Vincent argued back and suddenly Jobs went ballistic. “He just started screaming at me,” Vincent recalled. Vincent could be volatile himself, and the volleys escalated.
When Vincent shouted, “You’ve got to tell me what you want,” Jobs shot back, “You’ve got to show me some stuff, and I’ll know it when I see it.”
The book explains how the agency presents twelve different campaigns, from inspirational and stirring to humorous, to celebrity endorsement. Further campaigns are developed and produced, but Steve still isn't happy.
He had been asking for ads that were different and new but eventually he realised he did not want to stray from what he considered the Apple voice. For him that voice had a distinctive set of qualities: simple, declarative, clean...And so they went back to a clean white background, with just a close-up showing off all the things that "iPad is" and could do.
Despite all this, I have to say I would have jumped at the chance to work with the obsessive, perfectionist weirdo that was Steve Jobs.
In the words of George Bernard Shaw, "The reasonable man adapts himself to the world; the unreasonable one persists in trying to adapt the world to himself. Therefore all progress depends on the unreasonable man.' Jobs was clearly unreasonable: he succeeded in adapting the world around him to fit himself. He couldn't have achieved so much without being unreasonable; the interesting question is whether he could have done it without being so unpleasant.

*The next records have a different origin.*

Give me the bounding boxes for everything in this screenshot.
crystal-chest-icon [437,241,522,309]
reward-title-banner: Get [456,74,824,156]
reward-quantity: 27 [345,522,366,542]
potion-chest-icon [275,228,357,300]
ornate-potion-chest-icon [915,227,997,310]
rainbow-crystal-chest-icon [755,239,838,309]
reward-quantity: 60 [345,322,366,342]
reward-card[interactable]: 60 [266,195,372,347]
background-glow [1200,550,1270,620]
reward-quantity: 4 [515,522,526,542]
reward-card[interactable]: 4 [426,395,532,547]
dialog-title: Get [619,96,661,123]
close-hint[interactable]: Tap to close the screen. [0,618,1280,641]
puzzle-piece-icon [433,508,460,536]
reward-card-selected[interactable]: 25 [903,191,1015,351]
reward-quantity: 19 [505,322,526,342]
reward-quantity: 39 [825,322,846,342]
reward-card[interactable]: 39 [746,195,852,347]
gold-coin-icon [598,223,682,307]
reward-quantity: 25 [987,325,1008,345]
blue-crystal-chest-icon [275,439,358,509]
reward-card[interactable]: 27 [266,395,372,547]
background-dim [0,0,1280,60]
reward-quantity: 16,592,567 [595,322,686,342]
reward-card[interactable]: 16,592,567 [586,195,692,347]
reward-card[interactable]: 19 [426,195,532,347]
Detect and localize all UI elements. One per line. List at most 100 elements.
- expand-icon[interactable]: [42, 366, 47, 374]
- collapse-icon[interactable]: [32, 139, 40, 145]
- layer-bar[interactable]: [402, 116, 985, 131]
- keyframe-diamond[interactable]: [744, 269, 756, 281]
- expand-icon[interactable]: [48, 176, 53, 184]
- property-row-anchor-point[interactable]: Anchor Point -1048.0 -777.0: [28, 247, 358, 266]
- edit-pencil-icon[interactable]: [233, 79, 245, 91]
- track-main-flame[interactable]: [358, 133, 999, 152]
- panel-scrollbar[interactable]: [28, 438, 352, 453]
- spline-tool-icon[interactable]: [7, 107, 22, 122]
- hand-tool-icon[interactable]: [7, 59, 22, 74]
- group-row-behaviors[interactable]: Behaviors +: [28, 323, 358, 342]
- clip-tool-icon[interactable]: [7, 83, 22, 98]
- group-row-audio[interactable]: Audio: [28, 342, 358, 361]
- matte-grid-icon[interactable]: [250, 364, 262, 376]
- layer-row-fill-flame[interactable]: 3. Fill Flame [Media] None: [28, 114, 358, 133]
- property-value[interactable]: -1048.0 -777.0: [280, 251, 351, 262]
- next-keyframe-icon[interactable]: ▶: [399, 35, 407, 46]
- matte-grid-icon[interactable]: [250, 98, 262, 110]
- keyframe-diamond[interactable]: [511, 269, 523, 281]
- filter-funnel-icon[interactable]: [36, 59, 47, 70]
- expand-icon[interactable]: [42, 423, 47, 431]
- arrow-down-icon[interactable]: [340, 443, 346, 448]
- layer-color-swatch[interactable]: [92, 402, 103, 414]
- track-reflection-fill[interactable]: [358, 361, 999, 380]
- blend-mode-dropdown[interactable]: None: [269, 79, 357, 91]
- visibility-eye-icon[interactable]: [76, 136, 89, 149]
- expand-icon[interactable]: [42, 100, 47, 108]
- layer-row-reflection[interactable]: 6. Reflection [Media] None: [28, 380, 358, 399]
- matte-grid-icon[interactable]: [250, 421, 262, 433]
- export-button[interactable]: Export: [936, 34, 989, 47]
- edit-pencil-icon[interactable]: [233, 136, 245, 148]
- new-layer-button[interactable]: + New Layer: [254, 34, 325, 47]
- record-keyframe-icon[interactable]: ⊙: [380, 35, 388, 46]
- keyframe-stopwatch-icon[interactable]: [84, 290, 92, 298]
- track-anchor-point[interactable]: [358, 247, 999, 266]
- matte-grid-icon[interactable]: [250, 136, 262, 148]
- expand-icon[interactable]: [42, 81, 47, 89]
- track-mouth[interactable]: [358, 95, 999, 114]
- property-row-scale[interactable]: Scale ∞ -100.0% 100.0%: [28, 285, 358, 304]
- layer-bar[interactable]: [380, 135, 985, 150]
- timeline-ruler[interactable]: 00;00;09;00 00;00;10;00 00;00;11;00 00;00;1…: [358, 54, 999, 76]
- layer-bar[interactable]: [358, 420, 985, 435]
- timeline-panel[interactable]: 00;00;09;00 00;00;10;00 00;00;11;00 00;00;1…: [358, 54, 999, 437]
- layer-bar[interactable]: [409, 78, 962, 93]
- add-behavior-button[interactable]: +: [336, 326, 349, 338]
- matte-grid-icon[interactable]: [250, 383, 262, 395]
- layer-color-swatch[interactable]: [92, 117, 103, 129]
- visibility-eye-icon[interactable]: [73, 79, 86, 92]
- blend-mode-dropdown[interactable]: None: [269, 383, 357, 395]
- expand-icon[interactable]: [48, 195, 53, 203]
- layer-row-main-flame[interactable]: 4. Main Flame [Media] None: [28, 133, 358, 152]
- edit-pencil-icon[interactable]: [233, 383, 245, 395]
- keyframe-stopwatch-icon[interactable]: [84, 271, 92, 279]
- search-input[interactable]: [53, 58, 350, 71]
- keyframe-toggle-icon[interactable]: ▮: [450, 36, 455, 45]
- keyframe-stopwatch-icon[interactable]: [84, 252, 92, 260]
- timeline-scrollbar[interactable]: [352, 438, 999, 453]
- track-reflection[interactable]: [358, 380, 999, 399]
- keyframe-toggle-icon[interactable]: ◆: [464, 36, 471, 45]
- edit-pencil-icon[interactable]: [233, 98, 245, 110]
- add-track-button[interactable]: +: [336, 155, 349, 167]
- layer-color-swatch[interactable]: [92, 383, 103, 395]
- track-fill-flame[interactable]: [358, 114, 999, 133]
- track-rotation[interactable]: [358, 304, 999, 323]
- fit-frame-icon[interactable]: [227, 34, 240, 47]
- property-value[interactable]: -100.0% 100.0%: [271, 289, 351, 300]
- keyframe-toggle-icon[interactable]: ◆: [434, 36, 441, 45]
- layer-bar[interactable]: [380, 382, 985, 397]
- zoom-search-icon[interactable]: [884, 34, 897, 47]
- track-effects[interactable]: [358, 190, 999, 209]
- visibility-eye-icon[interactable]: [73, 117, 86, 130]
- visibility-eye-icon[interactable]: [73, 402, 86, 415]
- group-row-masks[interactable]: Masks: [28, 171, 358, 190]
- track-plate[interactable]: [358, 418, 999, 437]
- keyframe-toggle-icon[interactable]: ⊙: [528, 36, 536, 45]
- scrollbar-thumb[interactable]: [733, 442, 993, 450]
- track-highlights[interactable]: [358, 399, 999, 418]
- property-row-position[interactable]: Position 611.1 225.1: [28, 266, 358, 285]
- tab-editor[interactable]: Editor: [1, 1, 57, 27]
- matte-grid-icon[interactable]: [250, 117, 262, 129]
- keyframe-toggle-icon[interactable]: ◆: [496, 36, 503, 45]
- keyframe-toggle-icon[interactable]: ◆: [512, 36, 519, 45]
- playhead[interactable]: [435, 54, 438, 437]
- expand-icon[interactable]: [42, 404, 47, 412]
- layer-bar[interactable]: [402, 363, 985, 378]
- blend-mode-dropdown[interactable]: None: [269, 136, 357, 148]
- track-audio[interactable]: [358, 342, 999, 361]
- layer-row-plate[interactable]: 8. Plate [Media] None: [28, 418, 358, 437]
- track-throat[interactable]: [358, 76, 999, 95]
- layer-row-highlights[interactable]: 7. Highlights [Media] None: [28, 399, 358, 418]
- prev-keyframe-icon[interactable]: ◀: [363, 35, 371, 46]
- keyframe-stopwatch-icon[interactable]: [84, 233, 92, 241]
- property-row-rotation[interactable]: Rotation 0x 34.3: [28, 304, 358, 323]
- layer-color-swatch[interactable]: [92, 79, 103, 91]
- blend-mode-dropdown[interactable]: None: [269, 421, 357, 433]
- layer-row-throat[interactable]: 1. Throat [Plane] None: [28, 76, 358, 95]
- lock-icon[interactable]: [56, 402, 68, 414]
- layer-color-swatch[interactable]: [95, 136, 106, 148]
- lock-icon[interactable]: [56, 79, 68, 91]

I've heard people in this business say we should "tolerate genius". (I think David Ogilvy said it first.) I've also heard Dan Wieden say, "Life's too short to work with assholes." There are few geniuses in advertising, no Lennons or Picassos or Dylans, but there are plenty of assholes. I've been lucky enough to work with some exceptional talents who are unreasonable enough to achieve greatness in our field, without being unpleasant in the process. Wieden is one of the few. Those people are never easy to work with, but they are crazy enough to believe they can make a difference. And the ones who are crazy enough to believe that are the ones who do.